As a graduate of Haverford College in 1963, when the student body of 450 was all male and virtually all white (James B. MacRae Jr., was the only black student in our class), I was curious why it took a Quaker college so long to diversify.
After all, the Quakers, the Religious Society of Friends, played a prominent role in anti-slavery efforts and the education of blacks in the 18th and early 19th century.
So I met with Philip A. Bean, Haverford’s associate dean and dean of academic affairs, and viewed an exhibit on Haverford’s struggle to diversify that he made available.
While I view Quakers’ footdragging on diversity at Haverford and in their residential neighborhoods as a bothersome blind spot, Dean Bean takes a more philosophical view: “However much we have a responsibility to strive for change, a failure to recognize the limits inherent in the human condition is, it seems to me, at the root of the despair that is itself often the enemy of constructive change.”

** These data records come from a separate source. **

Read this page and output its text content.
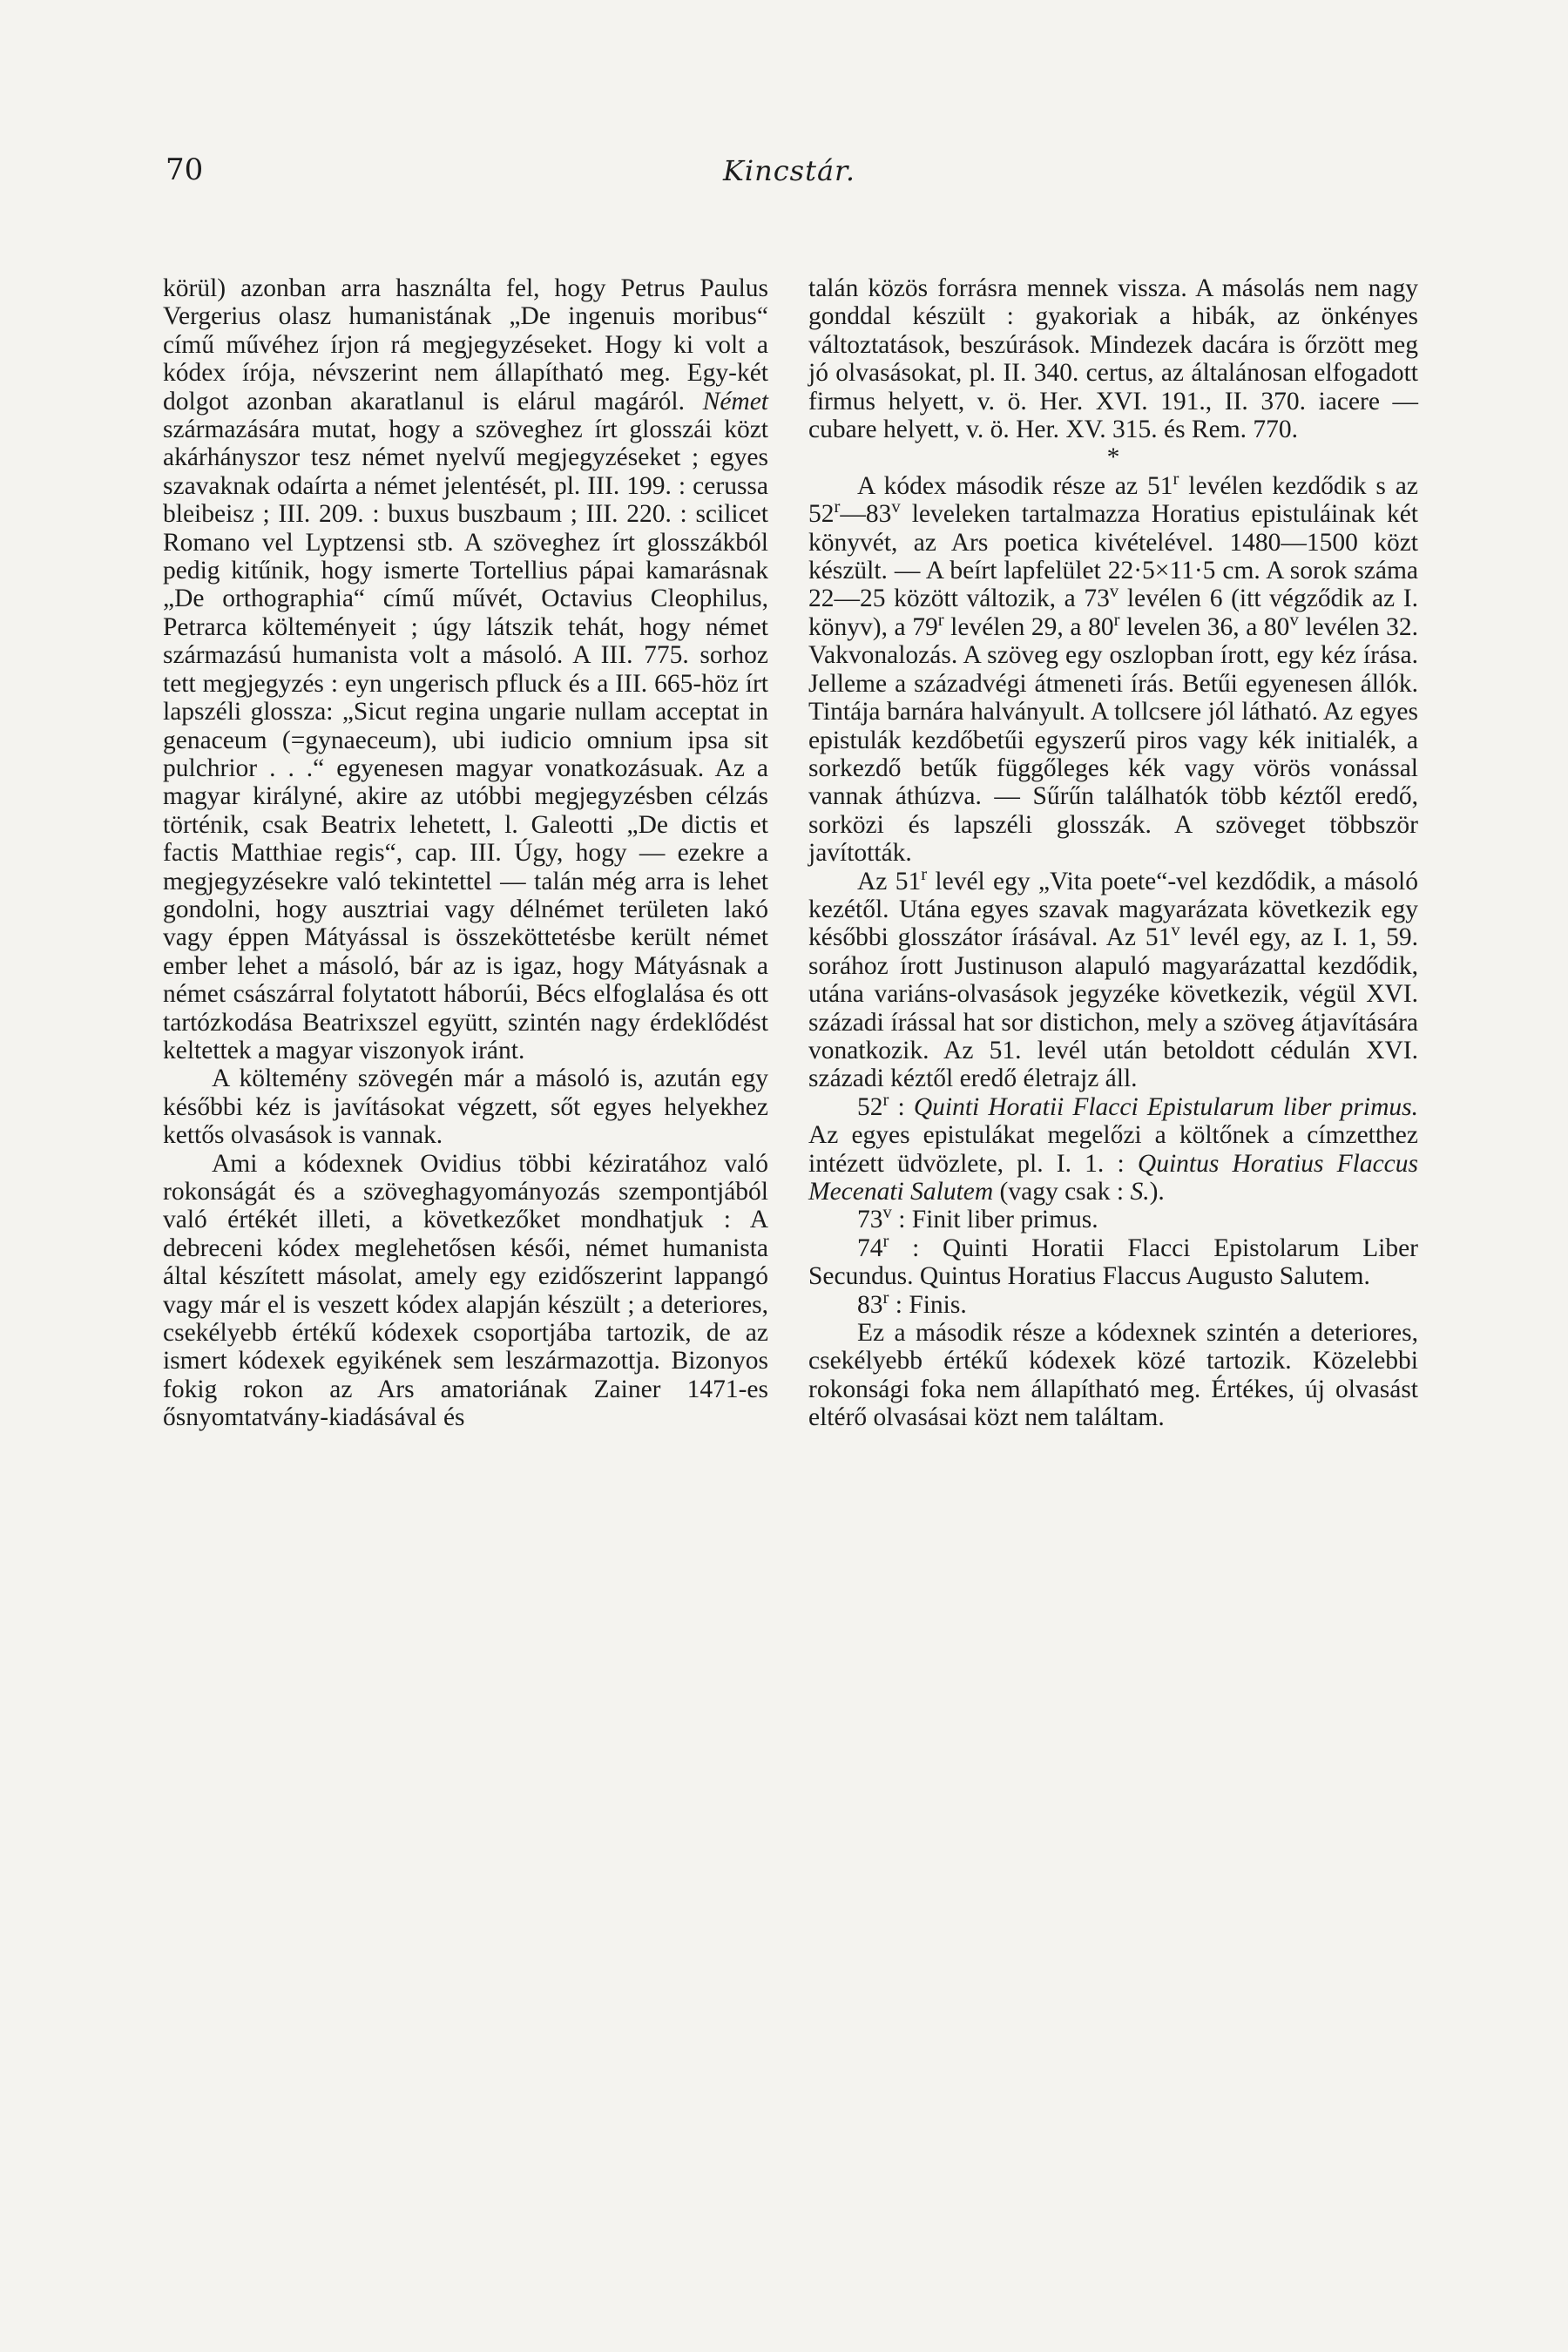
70	Kincstár.

körül) azonban arra használta fel, hogy Petrus Paulus Vergerius olasz humanistának „De ingenuis moribus“ című művéhez írjon rá megjegyzéseket. Hogy ki volt a kódex írója, névszerint nem állapítható meg. Egy-két dolgot azonban akaratlanul is elárul magáról. Német származására mutat, hogy a szöveghez írt glosszái közt akárhányszor tesz német nyelvű megjegyzéseket ; egyes szavaknak odaírta a német jelentését, pl. III. 199. : cerussa bleibeisz ; III. 209. : buxus buszbaum ; III. 220. : scilicet Romano vel Lyptzensi stb. A szöveghez írt glosszákból pedig kitűnik, hogy ismerte Tortellius pápai kamarásnak „De orthographia“ című művét, Octavius Cleophilus, Petrarca költeményeit ; úgy látszik tehát, hogy német származású humanista volt a másoló. A III. 775. sorhoz tett megjegyzés : eyn ungerisch pfluck és a III. 665-höz írt lapszéli glossza: „Sicut regina ungarie nullam acceptat in genaceum (=gynaeceum), ubi iudicio omnium ipsa sit pulchrior . . .“ egyenesen magyar vonatkozásuak. Az a magyar királyné, akire az utóbbi megjegyzésben célzás történik, csak Beatrix lehetett, l. Galeotti „De dictis et factis Matthiae regis“, cap. III. Úgy, hogy — ezekre a megjegyzésekre való tekintettel — talán még arra is lehet gondolni, hogy ausztriai vagy délnémet területen lakó vagy éppen Mátyással is összeköttetésbe került német ember lehet a másoló, bár az is igaz, hogy Mátyásnak a német császárral folytatott háborúi, Bécs elfoglalása és ott tartózkodása Beatrixszel együtt, szintén nagy érdeklődést keltettek a magyar viszonyok iránt.

A költemény szövegén már a másoló is, azután egy későbbi kéz is javításokat végzett, sőt egyes helyekhez kettős olvasások is vannak.

Ami a kódexnek Ovidius többi kéziratához való rokonságát és a szöveghagyományozás szempontjából való értékét illeti, a következőket mondhatjuk : A debreceni kódex meglehetősen késői, német humanista által készített másolat, amely egy ezidőszerint lappangó vagy már el is veszett kódex alapján készült ; a deteriores, csekélyebb értékű kódexek csoportjába tartozik, de az ismert kódexek egyikének sem leszármazottja. Bizonyos fokig rokon az Ars amatoriának Zainer 1471-es ősnyomtatvány-kiadásával és

talán közös forrásra mennek vissza. A másolás nem nagy gonddal készült : gyakoriak a hibák, az önkényes változtatások, beszúrások. Mindezek dacára is őrzött meg jó olvasásokat, pl. II. 340. certus, az általánosan elfogadott firmus helyett, v. ö. Her. XVI. 191., II. 370. iacere — cubare helyett, v. ö. Her. XV. 315. és Rem. 770.

*

A kódex második része az 51$^r$ levélen kezdődik s az 52$^r$—83$^v$ leveleken tartalmazza Horatius epistuláinak két könyvét, az Ars poetica kivételével. 1480—1500 közt készült. — A beírt lapfelület 22·5×11·5 cm. A sorok száma 22—25 között változik, a 73$^v$ levélen 6 (itt végződik az I. könyv), a 79$^r$ levélen 29, a 80$^r$ levelen 36, a 80$^v$ levélen 32. Vakvonalozás. A szöveg egy oszlopban írott, egy kéz írása. Jelleme a századvégi átmeneti írás. Betűi egyenesen állók. Tintája barnára halványult. A tollcsere jól látható. Az egyes epistulák kezdőbetűi egyszerű piros vagy kék initialék, a sorkezdő betűk függőleges kék vagy vörös vonással vannak áthúzva. — Sűrűn találhatók több kéztől eredő, sorközi és lapszéli glosszák. A szöveget többször javították.

Az 51$^r$ levél egy „Vita poete“-vel kezdődik, a másoló kezétől. Utána egyes szavak magyarázata következik egy későbbi glosszátor írásával. Az 51$^v$ levél egy, az I. 1, 59. sorához írott Justinuson alapuló magyarázattal kezdődik, utána variáns-olvasások jegyzéke következik, végül XVI. századi írással hat sor distichon, mely a szöveg átjavítására vonatkozik. Az 51. levél után betoldott cédulán XVI. századi kéztől eredő életrajz áll.

52$^r$ : Quinti Horatii Flacci Epistularum liber primus. Az egyes epistulákat megelőzi a költőnek a címzetthez intézett üdvözlete, pl. I. 1. : Quintus Horatius Flaccus Mecenati Salutem (vagy csak : S.).

73$^v$ : Finit liber primus.

74$^r$ : Quinti Horatii Flacci Epistolarum Liber Secundus. Quintus Horatius Flaccus Augusto Salutem.

83$^r$ : Finis.

Ez a második része a kódexnek szintén a deteriores, csekélyebb értékű kódexek közé tartozik. Közelebbi rokonsági foka nem állapítható meg. Értékes, új olvasást eltérő olvasásai közt nem találtam.
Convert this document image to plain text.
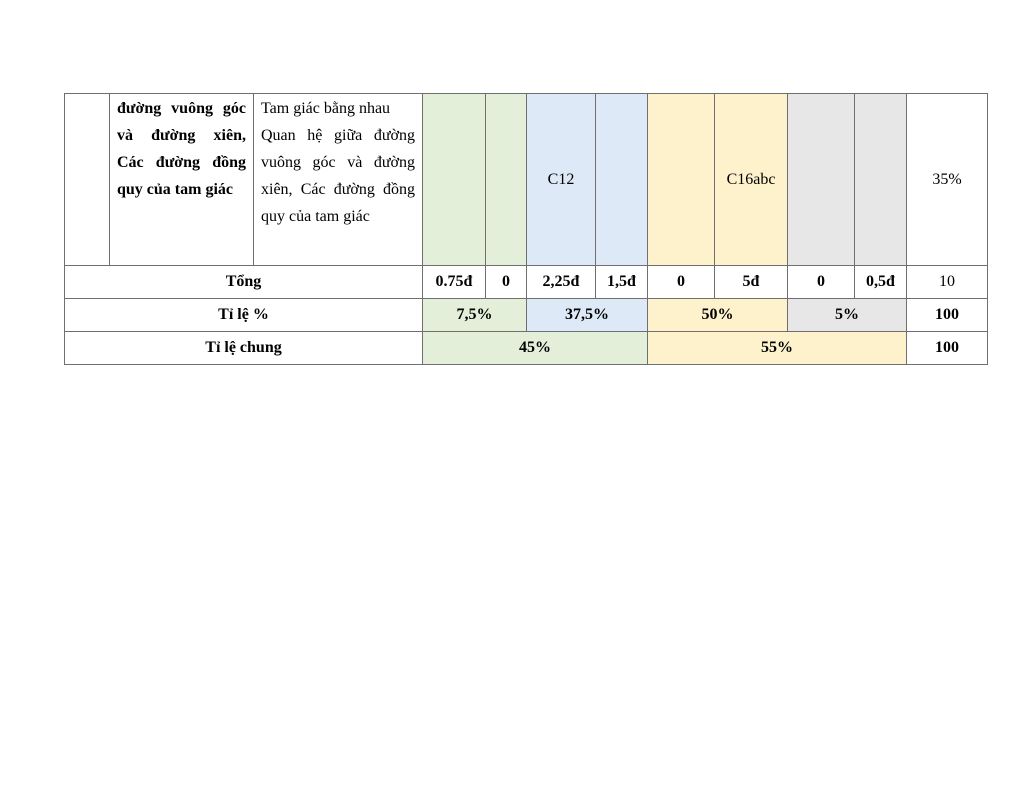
	đường vuông góc và đường xiên, Các đường đồng quy của tam giác	Tam giác bằng nhau
Quan hệ giữa đường vuông góc và đường xiên, Các đường đồng quy của tam giác			C12			C16abc			35%
Tổng			0.75đ	0	2,25đ	1,5đ	0	5đ	0	0,5đ	10
Tỉ lệ %			7,5%		37,5%		50%		5%		100
Tỉ lệ chung			45%				55%				100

Through the 1930s the student body consisted of, as the exhibit said, “almost exclusively whites from well-established higher economic status American Protestant families.”
Some students of color from abroad, in part due to Quaker missionary efforts, gained admission: Man Hoe Tang ’15 from China and Osmond Pitter ’26 and Cuthbert Pitter ’34 from Jamaica. And a few Jews and Italian-Americans completed Haverford, though not without notice. Victor Lamberti ’26 of the Bronx, perhaps the college’s first Italian-American graduate, was known as “Wop.”
Even before the civil rights era, students pushed for change at Haverford. After black sociologist Ira Reid addressed the college, students petitioned Gilbert White to lure him to Haverford. Reid joined the faculty in 1947, the year that the college admitted its first African-American student, Paul Moses, and its first African student, Nigerian S. Nwanneka Adimore, and graduated its first Asian American, Augustus Tanaka of Ontario, Oregon.
The 1960s brought more student pressure. To those of us picketing a local Woolworth’s for not allowing blacks to eat at their lunch counters in the South it was more than ironic that Haverford remained almost exclusively white. My greatest exposure to black students came in my senior year as an exchange student at historically black Livingstone College in Salisbury, N.C.
In the late 1960s alumni were asked to recruit students of color. I pitched students at heavily African-American high schools in Washington, D.C. In 1968 Haverford more than doubled the number of black students it admitted. By 1971, under President Jack Coleman, students of color made up 10 percent of the Haverford student body.
A 1972 protest by students of color, including a boycott of non-academic campus activities, helped lead to institutional change, including greater faculty and staff diversity. And students played a role in making Haverford coed.
A 1971 speech by Coleman called for coeducation, but the college’s board chose a compromise in 1976: Women could enter Haverford only as transfer students. Coleman resigned in protest. In 1978 a student plenary passed a resolution, supported by the faculty, urging the admission of women. By the class of 1984 women were being admitted on an equal basis.
In my era as a student, gays were deeply closeted. I do not remember sexual orientation ever being discussed. Dean Bean, who is openly gay, says individual students today may silently struggle with real or perceived hostility from their families. But, he says, the climate at Haverford for gay and lesbian students has long been “virtually a non-issue.”
Today, Bean estimates, students of color make up 35 percent of Haverford’s entering class. Fifty-five percent of the once all-male student body is female and the college’s acting president is a woman.
But Bean said challenges remain. He stressed the importance of making elite colleges like Haverford accessible to students who are from the first generation of their families to attend college—students who may face serious financial challenges. “There is no more powerful engine of socio-economic mobility,” Bean said, “than higher education.”